In the chapter titled “The Susceptibility of Science”, the authors discuss the scientific method and how statistical significance (p-values) is often manipulated to aid with getting research papers published in journals. Their explanation of the base rate fallacy is excellent and a worthy inclusion, as it is such a common mistake. While the publication of dodgy papers and misleading statistics are acknowledged, the authors’ belief is that “science just plain works” – and I agree with them. (From my experience in vegan research, I’ve read so many dubious studies funded by big ag but these don’t undermine my faith in science, rather my faith in human nature sometimes!) In closing:
Empirically, science is successful. Individual papers may be wrong and individual studies misreported in the popular press, but the institution as a whole is strong. We should keep this in perspective when we compare science to much of the other human knowledge – and human bullshit – that is out there.
In the penultimate chapter, “Spotting Bullshit”, the discussion of the various means by which BS arises (covered throughout the book) is split out into six ways of spotting it, viz.
- Question the source of information
- Beware of unfair comparisons
- If it seems too good or bad to be true…
- Think in orders of magnitude
- Avoid confirmation bias
- Consider multiple hypotheses
These ways of spotting BS act as a handy checklist I think and will certainly be helpful to me in refining my skills in this area. While I was still reading this book, I listened to a testing panel session online and one of the panelists was from testing tool vendor, Applitools. He briefly mentioned some claims about their visual AI-powered test automation tool. These claims piqued my interest and I managed to find the same statistics on their website:
I’ll leave it as an exercise for the reader to decide if any of the above falls under the various ways BS manifests itself according to this book!
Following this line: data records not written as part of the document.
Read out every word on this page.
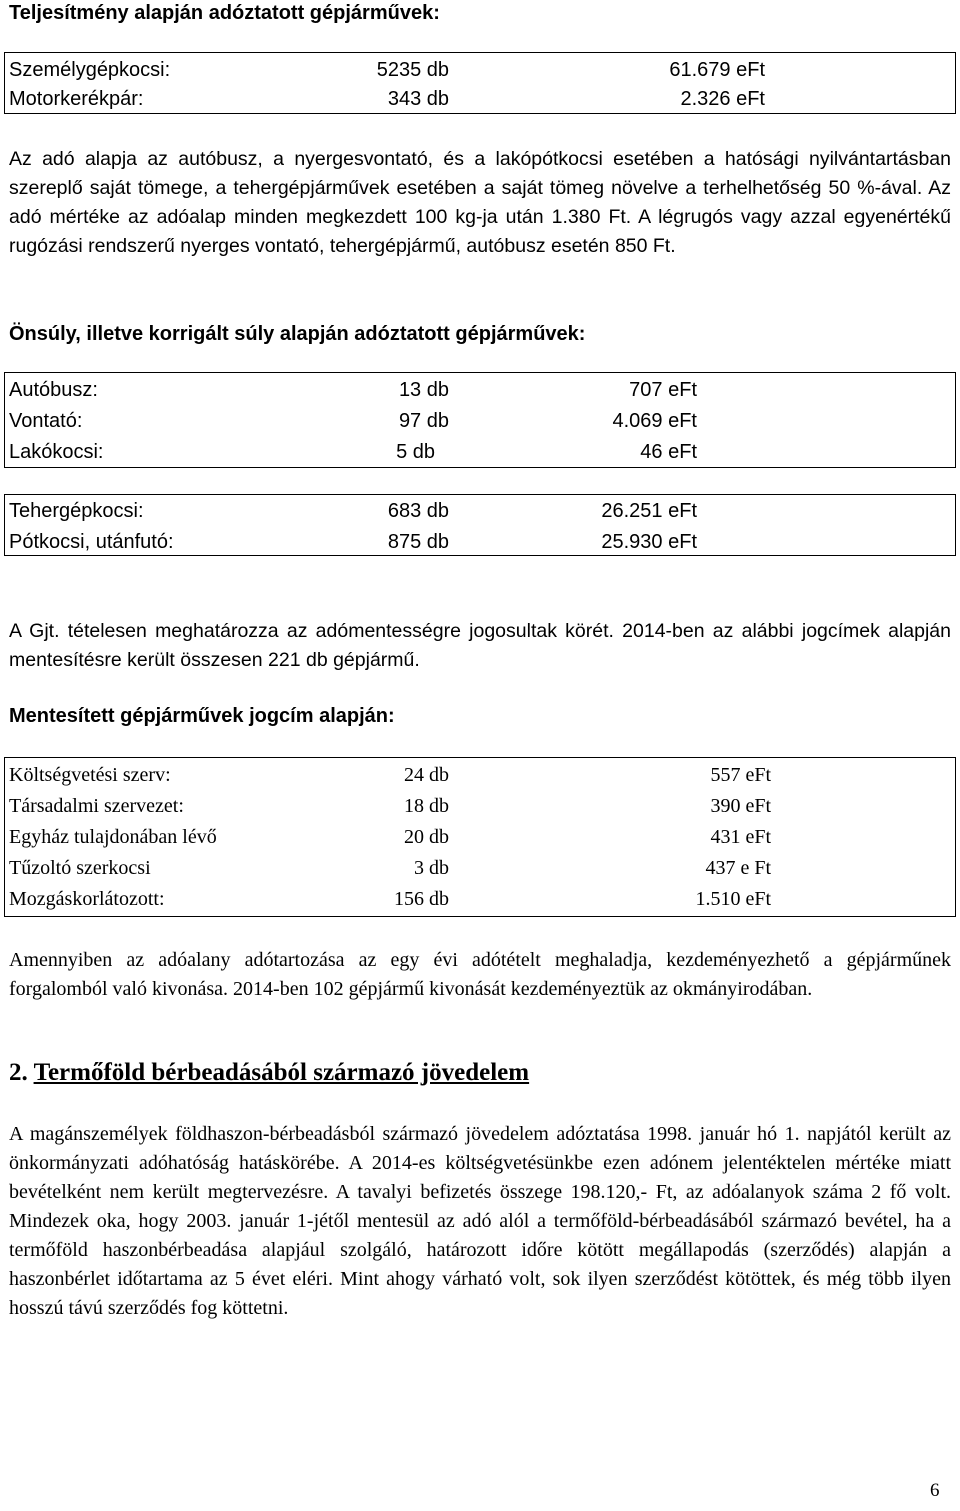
Teljesítmény alapján adóztatott gépjárművek:
Személygépkocsi:	5235 db	61.679 eFt
Motorkerékpár:	343 db	2.326 eFt

Az adó alapja az autóbusz, a nyergesvontató, és a lakópótkocsi esetében a hatósági nyilvántartásban szereplő saját tömege, a tehergépjárművek esetében a saját tömeg növelve a terhelhetőség 50 %-ával. Az adó mértéke az adóalap minden megkezdett 100 kg-ja után 1.380 Ft. A légrugós vagy azzal egyenértékű rugózási rendszerű nyerges vontató, tehergépjármű, autóbusz esetén 850 Ft.

Önsúly, illetve korrigált súly alapján adóztatott gépjárművek:
Autóbusz:	13 db	707 eFt
Vontató:	97 db	4.069 eFt
Lakókocsi:	5 db	46 eFt
Tehergépkocsi:	683 db	26.251 eFt
Pótkocsi, utánfutó:	875 db	25.930 eFt

A Gjt. tételesen meghatározza az adómentességre jogosultak körét. 2014-ben az alábbi jogcímek alapján mentesítésre került összesen 221 db gépjármű.

Mentesített gépjárművek jogcím alapján:
Költségvetési szerv:	24 db	557 eFt
Társadalmi szervezet:	18 db	390 eFt
Egyház tulajdonában lévő	20 db	431 eFt
Tűzoltó szerkocsi	3 db	437 e Ft
Mozgáskorlátozott:	156 db	1.510 eFt

Amennyiben az adóalany adótartozása az egy évi adótételt meghaladja, kezdeményezhető a gépjárműnek forgalomból való kivonása. 2014-ben 102 gépjármű kivonását kezdeményeztük az okmányirodában.

2. Termőföld bérbeadásából származó jövedelem

A magánszemélyek földhaszon-bérbeadásból származó jövedelem adóztatása 1998. január hó 1. napjától került az önkormányzati adóhatóság hatáskörébe. A 2014-es költségvetésünkbe ezen adónem jelentéktelen mértéke miatt bevételként nem került megtervezésre. A tavalyi befizetés összege 198.120,- Ft, az adóalanyok száma 2 fő volt. Mindezek oka, hogy 2003. január 1-jétől mentesül az adó alól a termőföld-bérbeadásából származó bevétel, ha a termőföld haszonbérbeadása alapjául szolgáló, határozott időre kötött megállapodás (szerződés) alapján a haszonbérlet időtartama az 5 évet eléri. Mint ahogy várható volt, sok ilyen szerződést kötöttek, és még több ilyen hosszú távú szerződés fog köttetni.

6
The final chapter, “Refuting Bullshit”, is really a call to action:
…a solution to the ongoing bullshit epidemic is going to require more than just an ability to see it for what it is. We need to shine a light on bullshit where it occurs, and demand better from those who promulgate it.
The authors provide some methods to refute BS, as they themselves use throughout the book in the many well-chosen examples used to illustrate their points:
- Use reductio ad absurdum
- Be memorable
- Find counterexamples
- Provide analogies
- Redraw figures
- Deploy a null model
They also “conclude with a few thoughts about how to [call BS] in an ethical and constructive manner”, viz.
- Be correct
- Be charitable
- Admit fault
- Be clear
- Be pertinent
In summary, this book is highly recommended reading for all testers to help them become more skilled spotters of BS; be that from vendors, testing consultants or others presenting information about testing. This skill will also come in very handy in spotting BS in claims made about the products you work on in your own organization!
The amount of energy needed to refute bullshit is an order of magnitude bigger than [that needed] to produce it.Alberto Brandolini (Italian software engineer, 2014)
After reading this book, you should have the skills to spot BS and I actively encourage you to then find inventive ways to refute it publicly so that others might not get fooled by the same BS.
Our industry needs those of us who genuinely care about testing to call out BS when we see it, I’m hoping to see more of this in our community! (My critique of the Capgemini World Quality Report and review of a blog post by Cigniti are examples of my own work in this area as I learn and refine these skills.)